Spesa che verrà compensata da crescita ed entrate fiscali?

«O recuperiamo subito almeno un terzo dell’ evasione fiscale, o abbiamo davanti un altro colpo allo Stato sociale. E ancora: 250 miliardi vogliono dire qualche punto in più di occupazione, ma attenzione: degli ultimi 600mila assunti in Italia, l’80% erano precari e di questi il 30% avevano contratti con meno di un mese. Oggi abbiamo 980 contratti nazionali, ma ne avevamo 410 dieci anni fa: sono contratti pirata e dunque ci vuole una legge sulla rappresentanza e sulla contrattazione. Così inizia un ciclo, mi spiego? In definitiva: durante quest’anno dobbiamo preparare le riforme, che il governo non potrà fare. Perché neanche Draghi è tenuto alle cose impossibili. Come una vera riforma fiscale. Il governo svolge ottimamente il suo compito: fronteggiare l’emergenza. Sanitaria ed economica».
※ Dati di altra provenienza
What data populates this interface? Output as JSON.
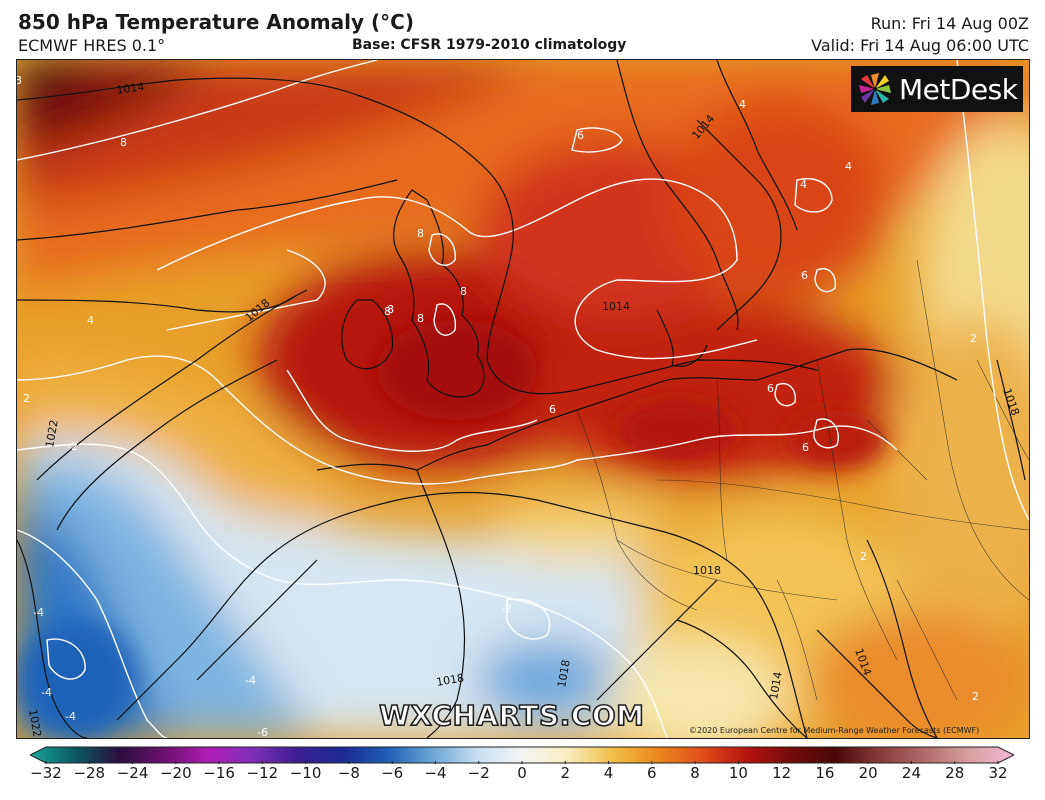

Il governo può durare altri 90 giorni, poi 3 mesi di stallo per le elezioni e un nuovo governo. Oppure si possono trovare delle buone ragioni per stare assieme e votare fra 14 mesi. Per l’Italia cosa è meglio?

«Sulla presidenza della Repubblica stiamo preparando una scelta irrituale: tra un semi-inedito, la conferma del Capo dello Stato uscente, e un inedito: un presidente del Consiglio che di fatto si auto-rassegna le dimissioni. E se invece decidessimo di esser normali? Scegliendoci il miglior Presidente possibile e lasciando al Parlamento di decidere il destino del governo. Ponendo il traguardo della legislatura al 2023, ma senza la fiducia al cento per cento, di arrivarci».